Edwards is also passionate about drawing minority students into the life sciences. “There’s a huge need for more diversity on science faculties, especially in evolutionary biology,” he says. “We need to work to make this more of a priority.”

Edwards’ research interests lie at the intersection of ornithology, genetics, and evolution. He is interested in applying the lessons of the human genome project, and its avian counterparts, to questions about the evolution of birds around the world. Ornithologists are now using some of the same bioinformatics tools as biomedical scientists to make sense of what Edwards calls “the huge flood of As, Gs, Ts, and Cs” generated by such gene sequencing efforts.

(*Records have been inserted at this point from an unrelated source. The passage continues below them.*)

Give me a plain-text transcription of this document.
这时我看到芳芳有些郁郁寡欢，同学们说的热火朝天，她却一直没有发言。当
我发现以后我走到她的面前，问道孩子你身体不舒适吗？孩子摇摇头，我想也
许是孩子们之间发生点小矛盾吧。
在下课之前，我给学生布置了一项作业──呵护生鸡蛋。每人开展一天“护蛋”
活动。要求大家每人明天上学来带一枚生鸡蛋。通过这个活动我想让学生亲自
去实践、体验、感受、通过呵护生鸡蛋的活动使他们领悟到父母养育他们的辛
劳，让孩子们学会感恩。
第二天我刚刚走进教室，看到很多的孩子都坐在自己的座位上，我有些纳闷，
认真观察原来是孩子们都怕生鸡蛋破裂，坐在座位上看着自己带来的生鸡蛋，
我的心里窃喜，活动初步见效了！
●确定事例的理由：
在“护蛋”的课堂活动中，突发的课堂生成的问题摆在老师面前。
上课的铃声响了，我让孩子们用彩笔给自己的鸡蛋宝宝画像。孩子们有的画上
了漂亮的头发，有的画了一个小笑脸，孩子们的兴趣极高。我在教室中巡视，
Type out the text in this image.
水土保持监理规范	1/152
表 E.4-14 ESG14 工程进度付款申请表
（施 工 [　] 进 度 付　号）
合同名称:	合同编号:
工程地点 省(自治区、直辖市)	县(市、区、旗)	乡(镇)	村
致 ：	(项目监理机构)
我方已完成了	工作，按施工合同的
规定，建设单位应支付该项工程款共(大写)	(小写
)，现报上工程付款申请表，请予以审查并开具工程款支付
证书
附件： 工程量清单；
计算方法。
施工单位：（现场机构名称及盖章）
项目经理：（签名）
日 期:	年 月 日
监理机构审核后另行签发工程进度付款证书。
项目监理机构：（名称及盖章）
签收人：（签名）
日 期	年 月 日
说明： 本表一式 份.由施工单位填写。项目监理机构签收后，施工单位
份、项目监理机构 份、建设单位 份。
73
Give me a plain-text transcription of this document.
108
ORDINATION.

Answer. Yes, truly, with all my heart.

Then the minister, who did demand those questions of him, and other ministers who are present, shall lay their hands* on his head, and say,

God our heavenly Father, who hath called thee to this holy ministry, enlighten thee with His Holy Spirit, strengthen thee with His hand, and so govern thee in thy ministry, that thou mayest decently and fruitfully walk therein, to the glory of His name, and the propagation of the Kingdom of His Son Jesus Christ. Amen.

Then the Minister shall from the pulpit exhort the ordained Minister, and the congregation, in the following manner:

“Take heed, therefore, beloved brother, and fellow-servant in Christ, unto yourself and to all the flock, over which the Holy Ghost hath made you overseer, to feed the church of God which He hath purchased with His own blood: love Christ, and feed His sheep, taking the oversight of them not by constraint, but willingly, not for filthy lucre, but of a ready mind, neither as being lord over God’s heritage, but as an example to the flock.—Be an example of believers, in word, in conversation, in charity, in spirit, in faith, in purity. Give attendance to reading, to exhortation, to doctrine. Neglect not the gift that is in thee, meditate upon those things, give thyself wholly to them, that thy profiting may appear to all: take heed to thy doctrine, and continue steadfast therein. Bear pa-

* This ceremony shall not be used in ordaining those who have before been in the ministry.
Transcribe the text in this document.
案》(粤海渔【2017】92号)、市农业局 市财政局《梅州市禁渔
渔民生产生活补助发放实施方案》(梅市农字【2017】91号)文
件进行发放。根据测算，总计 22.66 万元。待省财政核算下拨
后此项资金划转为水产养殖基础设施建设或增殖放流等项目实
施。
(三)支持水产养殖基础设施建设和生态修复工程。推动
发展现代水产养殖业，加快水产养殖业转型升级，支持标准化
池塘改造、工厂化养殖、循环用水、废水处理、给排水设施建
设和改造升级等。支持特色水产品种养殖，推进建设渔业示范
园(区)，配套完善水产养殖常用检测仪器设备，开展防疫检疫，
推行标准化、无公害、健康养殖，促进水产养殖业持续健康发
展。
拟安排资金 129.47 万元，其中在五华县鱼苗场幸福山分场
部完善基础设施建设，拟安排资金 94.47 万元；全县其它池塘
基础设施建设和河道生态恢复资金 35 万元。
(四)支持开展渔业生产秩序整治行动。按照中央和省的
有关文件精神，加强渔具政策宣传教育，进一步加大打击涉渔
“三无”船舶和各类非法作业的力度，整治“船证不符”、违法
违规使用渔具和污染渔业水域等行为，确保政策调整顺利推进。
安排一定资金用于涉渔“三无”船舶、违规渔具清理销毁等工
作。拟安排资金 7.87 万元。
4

Edwards’ niche in bird genetics affords opportunities to conduct fieldwork in far-flung locales. Much of his work has been conducted with species from Australia, the evolutionary “birthplace of all songbirds,” a taxonomic group to which over half of all bird species today belong. Unmolested by the glaciers that once scraped across parts of the Northern Hemisphere, Australian species inhabit a gradually changing environment that has preserved geographic distributions and caused many species’ ranges to change in concert with one another. This setting presents unusually fertile ground for big-picture questions: Can scientists detect common evolutionary histories among species now distributed across similar locales and landscapes? When species inhabit the same habitat, does that imply more similar evolutionary history than if they inhabited different habitats? At what point in time did slightly different species with similar geographic ranges diverge, and why?

Closer to home, Edwards is studying the plight of the house finch, a species common in Massachusetts that was devastated a decade ago by a bacterial infection originating in chickens. However, the damage was not random, and Edwards is investigating the exact genetic and biochemical nature of the outbreak’s selectivity: “It culled certain sectors of the house finch population, paradoxically sparing smaller males while decimating populations of larger males,” he says.

In a broader sense, Edwards is interested in the tremendous role that disease plays as an evolutionary force. He’s studying the immunological tool kit that represents species’ first lines of disease resistance, as well as how these genes and proteins combine to protect certain birds and how they explain finches’ rebound from the catastrophe of the 1990s. These so-called histocompatibility genes are perhaps best known as the culprit behind bodily rejection of transplanted organs in humans, but Edwards says they may have a much broader impact on birds’ daily health, appearance, and attractiveness to mates than previously suspected.